Queries against the ledger return entries plus the verification status of each:

```ts
audit.entries.list({ filter }) → {
  rows: AuditEntry[],
  verified: boolean,        // signatures over the returned rows match
  unverified: string[],     // entry ids where verification failed
}
```

Display surfaces show the verification status to the operator. An "unverified" row is a red flag, even if rare.

### Sensitive vs non-sensitive

Some audit entries contain sensitive metadata (the actor's IP, the target's name). Compliance modes:

- **Standard**: entries stored as written.
- **Privacy-enhanced**: certain fields hashed (one-way) before storage. Queryable by hash, not by content.
- **Air-gapped**: entries periodically exported to a tamper-evident store off the live system.

Configurable per deployment; default is **Standard**.

### DSAR + legal hold interplay

When a DSAR (data deletion) request lands, the ledger is **not** automatically purged.
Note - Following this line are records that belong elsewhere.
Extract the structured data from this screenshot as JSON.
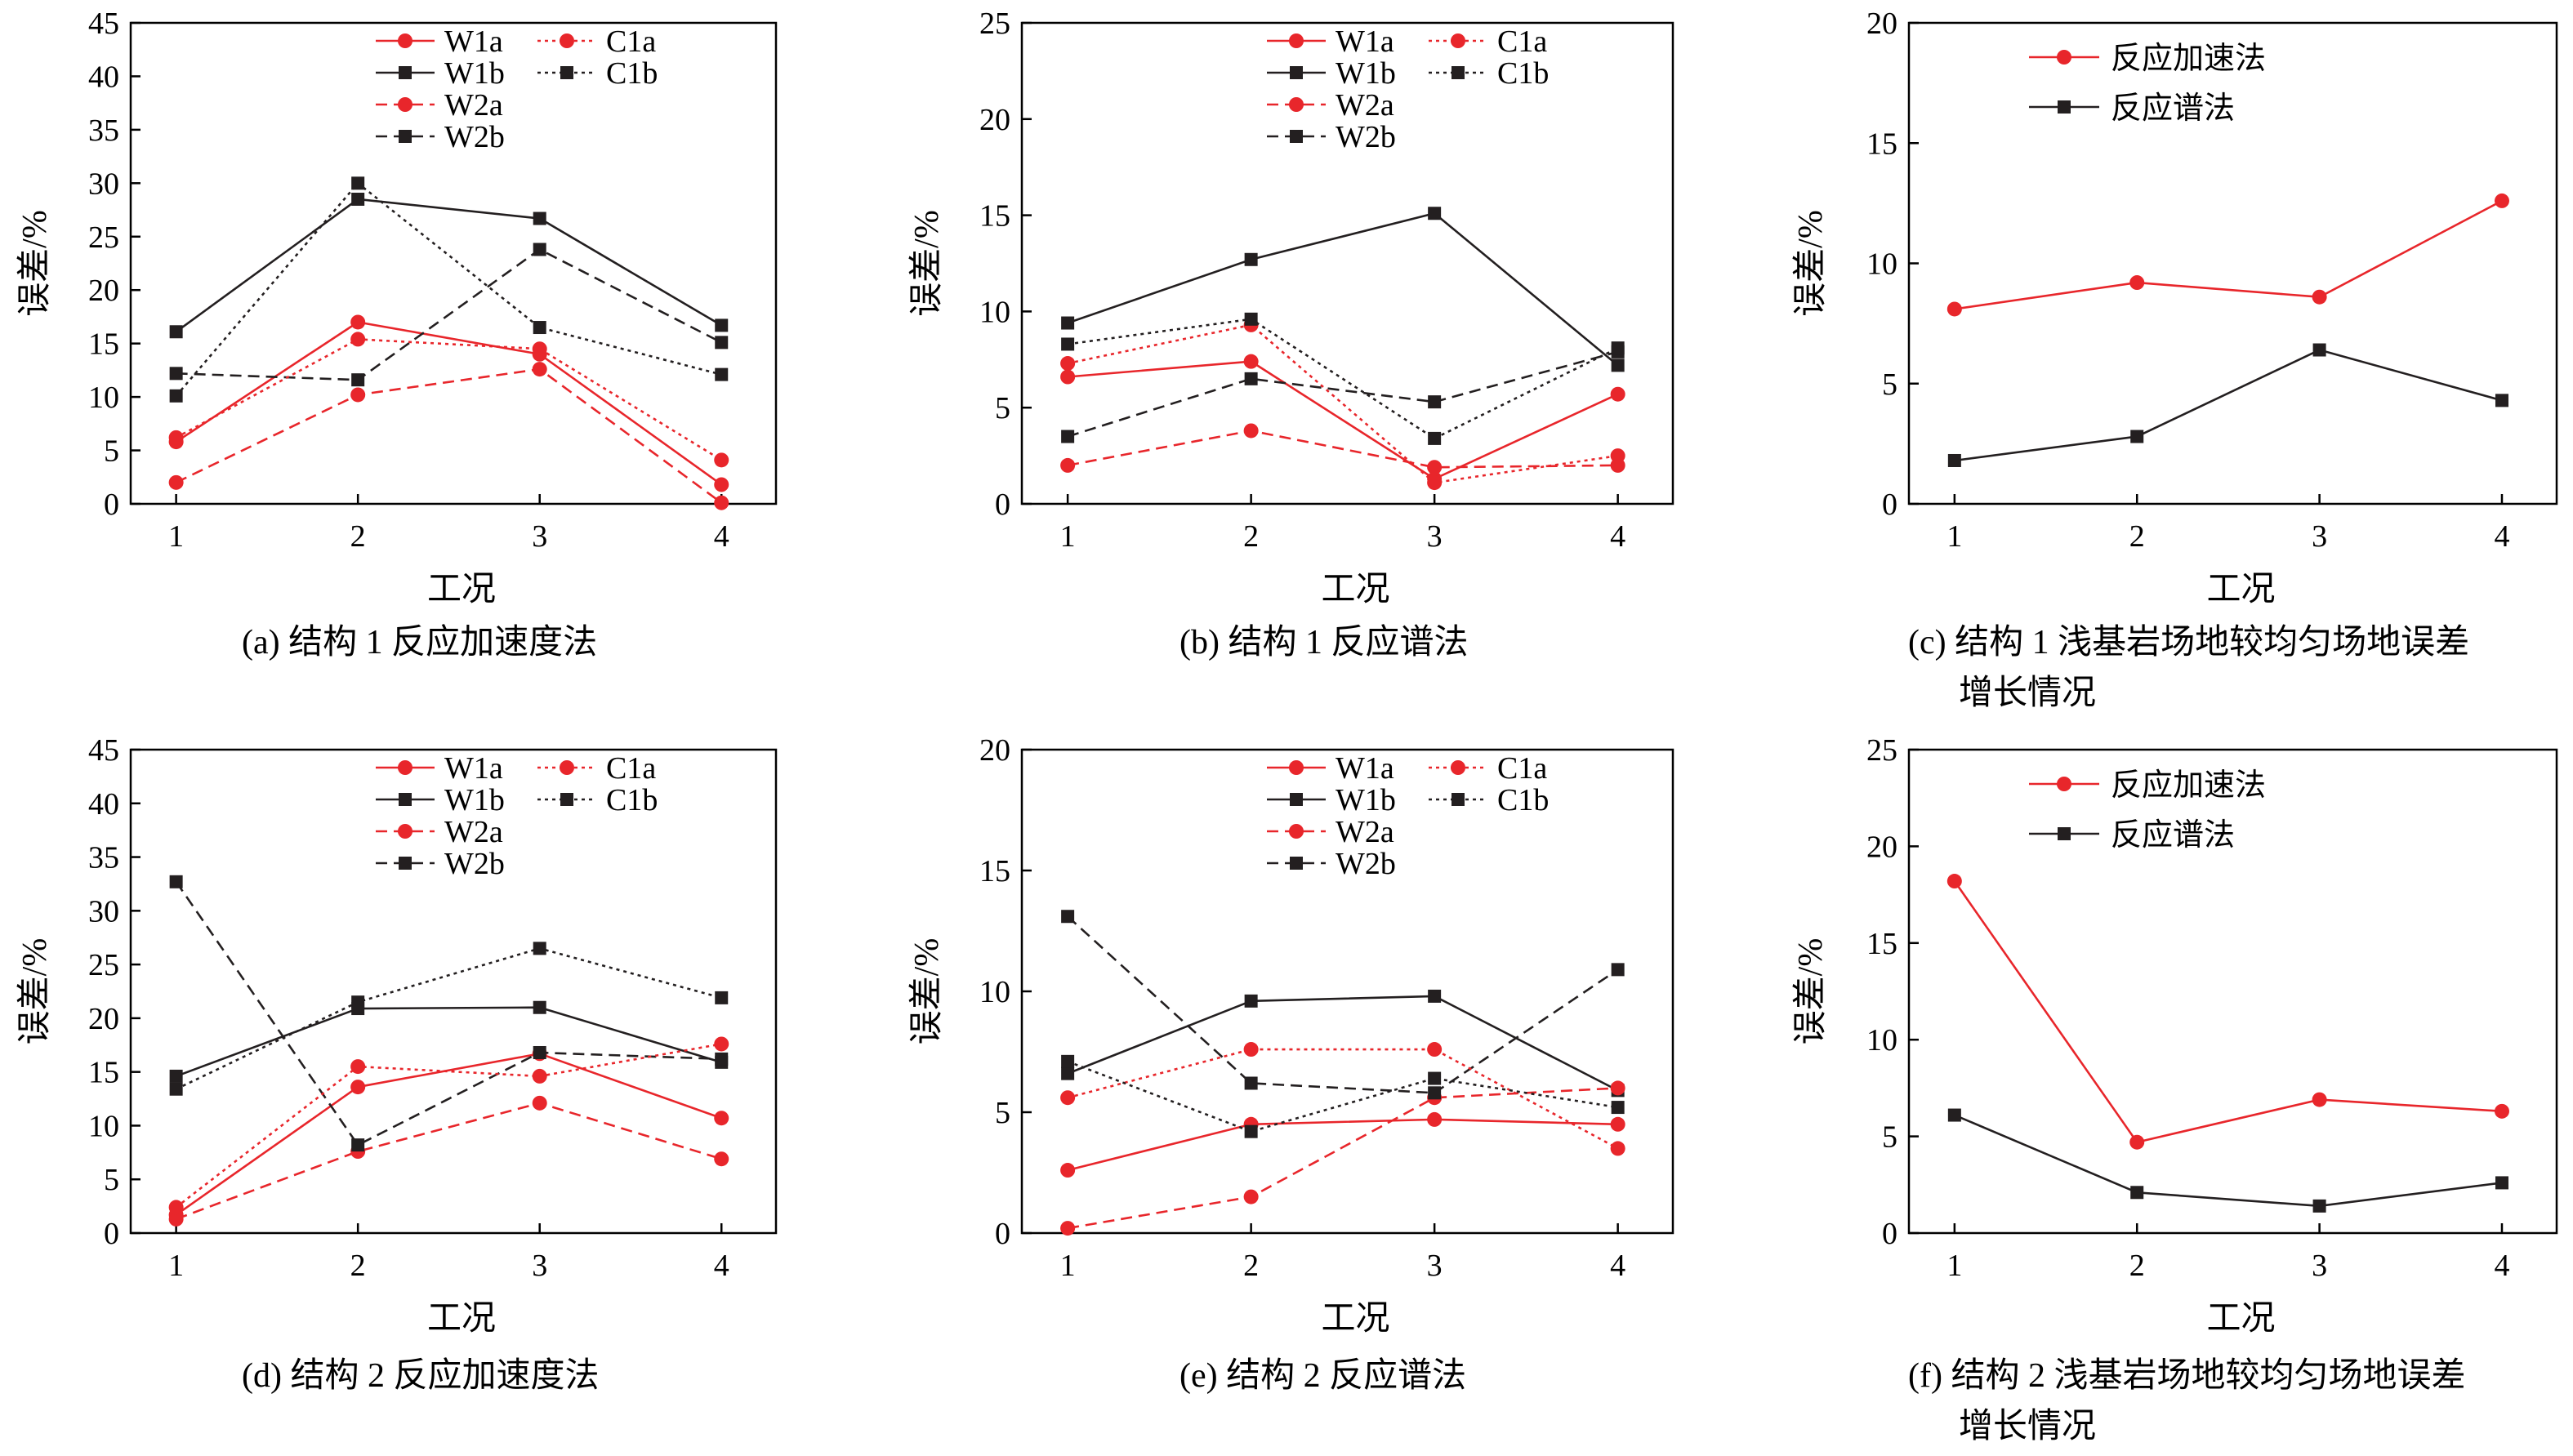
{
  "colors": {
    "red": "#e8262b",
    "black": "#231f20"
  },
  "chart_data": [
    {
      "type": "line",
      "caption": "(a) 结构 1 反应加速度法",
      "xlabel": "工况",
      "ylabel": "误差/%",
      "x": [
        1,
        2,
        3,
        4
      ],
      "xlim": [
        0.75,
        4.3
      ],
      "ylim": [
        0,
        45
      ],
      "yticks": [
        0,
        5,
        10,
        15,
        20,
        25,
        30,
        35,
        40,
        45
      ],
      "legend_position": "top-center",
      "series": [
        {
          "name": "W1a",
          "color": "red",
          "style": "solid",
          "marker": "circle",
          "values": [
            5.8,
            17.0,
            14.0,
            1.8
          ]
        },
        {
          "name": "W1b",
          "color": "black",
          "style": "solid",
          "marker": "square",
          "values": [
            16.1,
            28.5,
            26.7,
            16.7
          ]
        },
        {
          "name": "W2a",
          "color": "red",
          "style": "dashed",
          "marker": "circle",
          "values": [
            2.0,
            10.2,
            12.6,
            0.1
          ]
        },
        {
          "name": "W2b",
          "color": "black",
          "style": "dashed",
          "marker": "square",
          "values": [
            12.2,
            11.6,
            23.8,
            15.1
          ]
        },
        {
          "name": "C1a",
          "color": "red",
          "style": "dotted",
          "marker": "circle",
          "values": [
            6.2,
            15.4,
            14.5,
            4.1
          ]
        },
        {
          "name": "C1b",
          "color": "black",
          "style": "dotted",
          "marker": "square",
          "values": [
            10.1,
            30.0,
            16.5,
            12.1
          ]
        }
      ]
    },
    {
      "type": "line",
      "caption": "(b) 结构 1 反应谱法",
      "xlabel": "工况",
      "ylabel": "误差/%",
      "x": [
        1,
        2,
        3,
        4
      ],
      "xlim": [
        0.75,
        4.3
      ],
      "ylim": [
        0,
        25
      ],
      "yticks": [
        0,
        5,
        10,
        15,
        20,
        25
      ],
      "legend_position": "top-center",
      "series": [
        {
          "name": "W1a",
          "color": "red",
          "style": "solid",
          "marker": "circle",
          "values": [
            6.6,
            7.4,
            1.3,
            5.7
          ]
        },
        {
          "name": "W1b",
          "color": "black",
          "style": "solid",
          "marker": "square",
          "values": [
            9.4,
            12.7,
            15.1,
            7.2
          ]
        },
        {
          "name": "W2a",
          "color": "red",
          "style": "dashed",
          "marker": "circle",
          "values": [
            2.0,
            3.8,
            1.9,
            2.0
          ]
        },
        {
          "name": "W2b",
          "color": "black",
          "style": "dashed",
          "marker": "square",
          "values": [
            3.5,
            6.5,
            5.3,
            7.9
          ]
        },
        {
          "name": "C1a",
          "color": "red",
          "style": "dotted",
          "marker": "circle",
          "values": [
            7.3,
            9.3,
            1.1,
            2.5
          ]
        },
        {
          "name": "C1b",
          "color": "black",
          "style": "dotted",
          "marker": "square",
          "values": [
            8.3,
            9.6,
            3.4,
            8.1
          ]
        }
      ]
    },
    {
      "type": "line",
      "caption": "(c) 结构 1 浅基岩场地较均匀场地误差",
      "caption_line2": "增长情况",
      "xlabel": "工况",
      "ylabel": "误差/%",
      "x": [
        1,
        2,
        3,
        4
      ],
      "xlim": [
        0.75,
        4.3
      ],
      "ylim": [
        0,
        20
      ],
      "yticks": [
        0,
        5,
        10,
        15,
        20
      ],
      "legend_position": "top-right",
      "series": [
        {
          "name": "反应加速法",
          "color": "red",
          "style": "solid",
          "marker": "circle",
          "values": [
            8.1,
            9.2,
            8.6,
            12.6
          ]
        },
        {
          "name": "反应谱法",
          "color": "black",
          "style": "solid",
          "marker": "square",
          "values": [
            1.8,
            2.8,
            6.4,
            4.3
          ]
        }
      ]
    },
    {
      "type": "line",
      "caption": "(d) 结构 2 反应加速度法",
      "xlabel": "工况",
      "ylabel": "误差/%",
      "x": [
        1,
        2,
        3,
        4
      ],
      "xlim": [
        0.75,
        4.3
      ],
      "ylim": [
        0,
        45
      ],
      "yticks": [
        0,
        5,
        10,
        15,
        20,
        25,
        30,
        35,
        40,
        45
      ],
      "legend_position": "top-center",
      "series": [
        {
          "name": "W1a",
          "color": "red",
          "style": "solid",
          "marker": "circle",
          "values": [
            1.7,
            13.6,
            16.7,
            10.7
          ]
        },
        {
          "name": "W1b",
          "color": "black",
          "style": "solid",
          "marker": "square",
          "values": [
            14.6,
            20.9,
            21.0,
            15.9
          ]
        },
        {
          "name": "W2a",
          "color": "red",
          "style": "dashed",
          "marker": "circle",
          "values": [
            1.3,
            7.6,
            12.1,
            6.9
          ]
        },
        {
          "name": "W2b",
          "color": "black",
          "style": "dashed",
          "marker": "square",
          "values": [
            32.7,
            8.2,
            16.8,
            16.2
          ]
        },
        {
          "name": "C1a",
          "color": "red",
          "style": "dotted",
          "marker": "circle",
          "values": [
            2.4,
            15.5,
            14.6,
            17.6
          ]
        },
        {
          "name": "C1b",
          "color": "black",
          "style": "dotted",
          "marker": "square",
          "values": [
            13.4,
            21.5,
            26.5,
            21.9
          ]
        }
      ]
    },
    {
      "type": "line",
      "caption": "(e) 结构 2 反应谱法",
      "xlabel": "工况",
      "ylabel": "误差/%",
      "x": [
        1,
        2,
        3,
        4
      ],
      "xlim": [
        0.75,
        4.3
      ],
      "ylim": [
        0,
        20
      ],
      "yticks": [
        0,
        5,
        10,
        15,
        20
      ],
      "legend_position": "top-center",
      "series": [
        {
          "name": "W1a",
          "color": "red",
          "style": "solid",
          "marker": "circle",
          "values": [
            2.6,
            4.5,
            4.7,
            4.5
          ]
        },
        {
          "name": "W1b",
          "color": "black",
          "style": "solid",
          "marker": "square",
          "values": [
            6.6,
            9.6,
            9.8,
            5.9
          ]
        },
        {
          "name": "W2a",
          "color": "red",
          "style": "dashed",
          "marker": "circle",
          "values": [
            0.2,
            1.5,
            5.6,
            6.0
          ]
        },
        {
          "name": "W2b",
          "color": "black",
          "style": "dashed",
          "marker": "square",
          "values": [
            13.1,
            6.2,
            5.8,
            10.9
          ]
        },
        {
          "name": "C1a",
          "color": "red",
          "style": "dotted",
          "marker": "circle",
          "values": [
            5.6,
            7.6,
            7.6,
            3.5
          ]
        },
        {
          "name": "C1b",
          "color": "black",
          "style": "dotted",
          "marker": "square",
          "values": [
            7.1,
            4.2,
            6.4,
            5.2
          ]
        }
      ]
    },
    {
      "type": "line",
      "caption": "(f) 结构 2 浅基岩场地较均匀场地误差",
      "caption_line2": "增长情况",
      "xlabel": "工况",
      "ylabel": "误差/%",
      "x": [
        1,
        2,
        3,
        4
      ],
      "xlim": [
        0.75,
        4.3
      ],
      "ylim": [
        0,
        25
      ],
      "yticks": [
        0,
        5,
        10,
        15,
        20,
        25
      ],
      "legend_position": "top-right",
      "series": [
        {
          "name": "反应加速法",
          "color": "red",
          "style": "solid",
          "marker": "circle",
          "values": [
            18.2,
            4.7,
            6.9,
            6.3
          ]
        },
        {
          "name": "反应谱法",
          "color": "black",
          "style": "solid",
          "marker": "square",
          "values": [
            6.1,
            2.1,
            1.4,
            2.6
          ]
        }
      ]
    }
  ]
}
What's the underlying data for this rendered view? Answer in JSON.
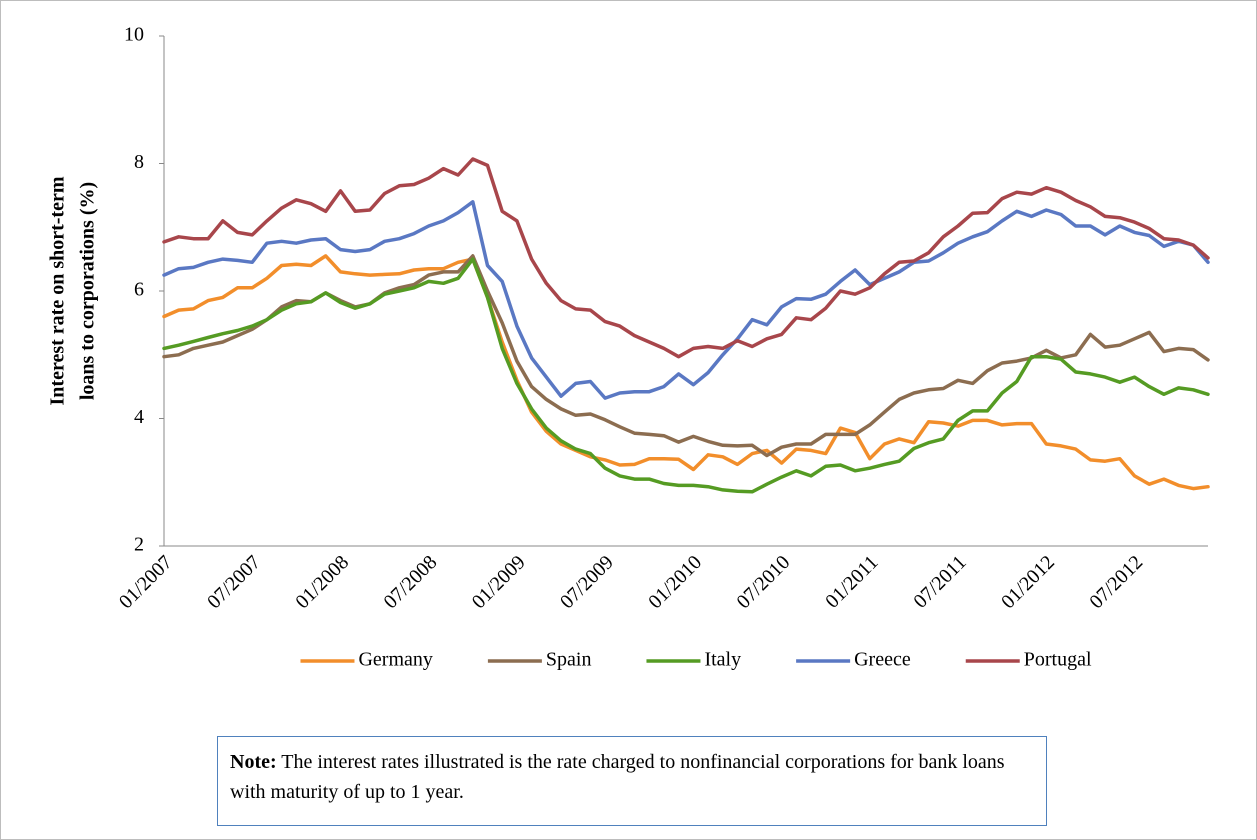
{
  "chart_data": {
    "type": "line",
    "ylabel": [
      "Interest rate on short-term",
      "loans to corporations (%)"
    ],
    "categories": [
      "01/2007",
      null,
      null,
      null,
      null,
      null,
      "07/2007",
      null,
      null,
      null,
      null,
      null,
      "01/2008",
      null,
      null,
      null,
      null,
      null,
      "07/2008",
      null,
      null,
      null,
      null,
      null,
      "01/2009",
      null,
      null,
      null,
      null,
      null,
      "07/2009",
      null,
      null,
      null,
      null,
      null,
      "01/2010",
      null,
      null,
      null,
      null,
      null,
      "07/2010",
      null,
      null,
      null,
      null,
      null,
      "01/2011",
      null,
      null,
      null,
      null,
      null,
      "07/2011",
      null,
      null,
      null,
      null,
      null,
      "01/2012",
      null,
      null,
      null,
      null,
      null,
      "07/2012",
      null,
      null,
      null,
      null,
      null
    ],
    "ylim": [
      2,
      10
    ],
    "yticks": [
      2,
      4,
      6,
      8,
      10
    ],
    "grid": false,
    "legend": "bottom",
    "series": [
      {
        "name": "Germany",
        "color": "#f28e2b",
        "values": [
          5.6,
          5.7,
          5.72,
          5.85,
          5.9,
          6.05,
          6.05,
          6.2,
          6.4,
          6.42,
          6.4,
          6.55,
          6.3,
          6.27,
          6.25,
          6.26,
          6.27,
          6.33,
          6.35,
          6.35,
          6.45,
          6.5,
          5.9,
          5.2,
          4.6,
          4.1,
          3.8,
          3.6,
          3.5,
          3.4,
          3.35,
          3.27,
          3.28,
          3.37,
          3.37,
          3.36,
          3.2,
          3.43,
          3.4,
          3.28,
          3.45,
          3.5,
          3.3,
          3.52,
          3.5,
          3.45,
          3.85,
          3.78,
          3.37,
          3.6,
          3.68,
          3.62,
          3.95,
          3.93,
          3.88,
          3.97,
          3.97,
          3.9,
          3.92,
          3.92,
          3.6,
          3.57,
          3.52,
          3.35,
          3.33,
          3.37,
          3.1,
          2.97,
          3.05,
          2.95,
          2.9,
          2.93
        ]
      },
      {
        "name": "Spain",
        "color": "#8c6d50",
        "values": [
          4.97,
          5.0,
          5.1,
          5.15,
          5.2,
          5.3,
          5.4,
          5.55,
          5.75,
          5.85,
          5.83,
          5.97,
          5.85,
          5.75,
          5.8,
          5.97,
          6.05,
          6.1,
          6.25,
          6.3,
          6.3,
          6.55,
          6.0,
          5.5,
          4.9,
          4.5,
          4.3,
          4.15,
          4.05,
          4.07,
          3.98,
          3.87,
          3.77,
          3.75,
          3.73,
          3.63,
          3.72,
          3.64,
          3.58,
          3.57,
          3.58,
          3.42,
          3.55,
          3.6,
          3.6,
          3.75,
          3.75,
          3.75,
          3.9,
          4.1,
          4.3,
          4.4,
          4.45,
          4.47,
          4.6,
          4.55,
          4.75,
          4.87,
          4.9,
          4.95,
          5.07,
          4.95,
          5.0,
          5.32,
          5.12,
          5.15,
          5.25,
          5.35,
          5.05,
          5.1,
          5.08,
          4.92
        ]
      },
      {
        "name": "Italy",
        "color": "#559b23",
        "values": [
          5.1,
          5.15,
          5.21,
          5.27,
          5.33,
          5.38,
          5.45,
          5.55,
          5.7,
          5.8,
          5.83,
          5.97,
          5.82,
          5.73,
          5.8,
          5.95,
          6.0,
          6.05,
          6.15,
          6.12,
          6.2,
          6.5,
          5.9,
          5.1,
          4.55,
          4.15,
          3.85,
          3.65,
          3.52,
          3.45,
          3.22,
          3.1,
          3.05,
          3.05,
          2.98,
          2.95,
          2.95,
          2.93,
          2.88,
          2.86,
          2.85,
          2.97,
          3.08,
          3.18,
          3.1,
          3.25,
          3.27,
          3.18,
          3.22,
          3.28,
          3.33,
          3.53,
          3.62,
          3.68,
          3.97,
          4.12,
          4.12,
          4.4,
          4.58,
          4.97,
          4.97,
          4.93,
          4.73,
          4.7,
          4.65,
          4.57,
          4.65,
          4.5,
          4.38,
          4.48,
          4.45,
          4.38
        ]
      },
      {
        "name": "Greece",
        "color": "#5a78c3",
        "values": [
          6.25,
          6.35,
          6.37,
          6.45,
          6.5,
          6.48,
          6.45,
          6.75,
          6.78,
          6.75,
          6.8,
          6.82,
          6.65,
          6.62,
          6.65,
          6.78,
          6.82,
          6.9,
          7.02,
          7.1,
          7.23,
          7.4,
          6.4,
          6.15,
          5.45,
          4.95,
          4.65,
          4.35,
          4.55,
          4.58,
          4.32,
          4.4,
          4.42,
          4.42,
          4.5,
          4.7,
          4.53,
          4.72,
          5.0,
          5.25,
          5.55,
          5.47,
          5.75,
          5.88,
          5.87,
          5.95,
          6.15,
          6.33,
          6.1,
          6.2,
          6.3,
          6.45,
          6.47,
          6.6,
          6.75,
          6.85,
          6.93,
          7.1,
          7.25,
          7.17,
          7.27,
          7.2,
          7.02,
          7.02,
          6.88,
          7.02,
          6.92,
          6.87,
          6.7,
          6.78,
          6.72,
          6.45
        ]
      },
      {
        "name": "Portugal",
        "color": "#a8464b",
        "values": [
          6.77,
          6.85,
          6.82,
          6.82,
          7.1,
          6.92,
          6.88,
          7.1,
          7.3,
          7.43,
          7.37,
          7.25,
          7.57,
          7.25,
          7.27,
          7.53,
          7.65,
          7.67,
          7.77,
          7.92,
          7.82,
          8.07,
          7.97,
          7.25,
          7.1,
          6.5,
          6.12,
          5.85,
          5.72,
          5.7,
          5.52,
          5.45,
          5.3,
          5.2,
          5.1,
          4.97,
          5.1,
          5.13,
          5.1,
          5.22,
          5.13,
          5.25,
          5.32,
          5.58,
          5.55,
          5.73,
          6.0,
          5.95,
          6.05,
          6.27,
          6.45,
          6.47,
          6.6,
          6.85,
          7.02,
          7.22,
          7.23,
          7.45,
          7.55,
          7.52,
          7.62,
          7.55,
          7.42,
          7.32,
          7.17,
          7.15,
          7.08,
          6.98,
          6.82,
          6.8,
          6.72,
          6.52
        ]
      }
    ],
    "note": {
      "label": "Note:",
      "text": "The interest rates illustrated is the rate charged to nonfinancial corporations for bank loans with maturity of up to 1 year."
    }
  }
}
The retention rules are:

- Personal data **subject** to DSAR: deleted from operational stores; an audit entry records the deletion.
- Personal data **as evidence** in the audit ledger itself: retained per legal / compliance requirements; the regulator's exemption for audit logs typically applies.
- A `legal_hold` flag on a subject suspends both operational-store retention and any optional audit pruning.

### Common failure modes

- **Audit log only on success.** Attacker crashes the system mid-action; intent never logged. → Log intent before execute.
- **Audit log includes raw secret values.** Defeats the vault. → Metadata is sanitised; never includes secret bodies.
- **Mutable audit log.** Someone can edit a past entry. → Append-only at the storage layer; sign batches.
- **Audit log without rotation of signing key.** Compromised signing key compromises all past entries' integrity. → Rotation cadence + key id per signature.
- **Audit log nobody verifies.** Tamper is undetectable until external audit. → Periodic verification job; alerts on mismatch.

### See also

- [`universal.md`](./universal.md) — Rule 5 (audit before execute), Rule 9 (rotation).
- [`vault-pattern.md`](./vault-pattern.md) — every vault access logs.
- [`rbac-pattern.md`](./rbac-pattern.md) — every RBAC mutation logs.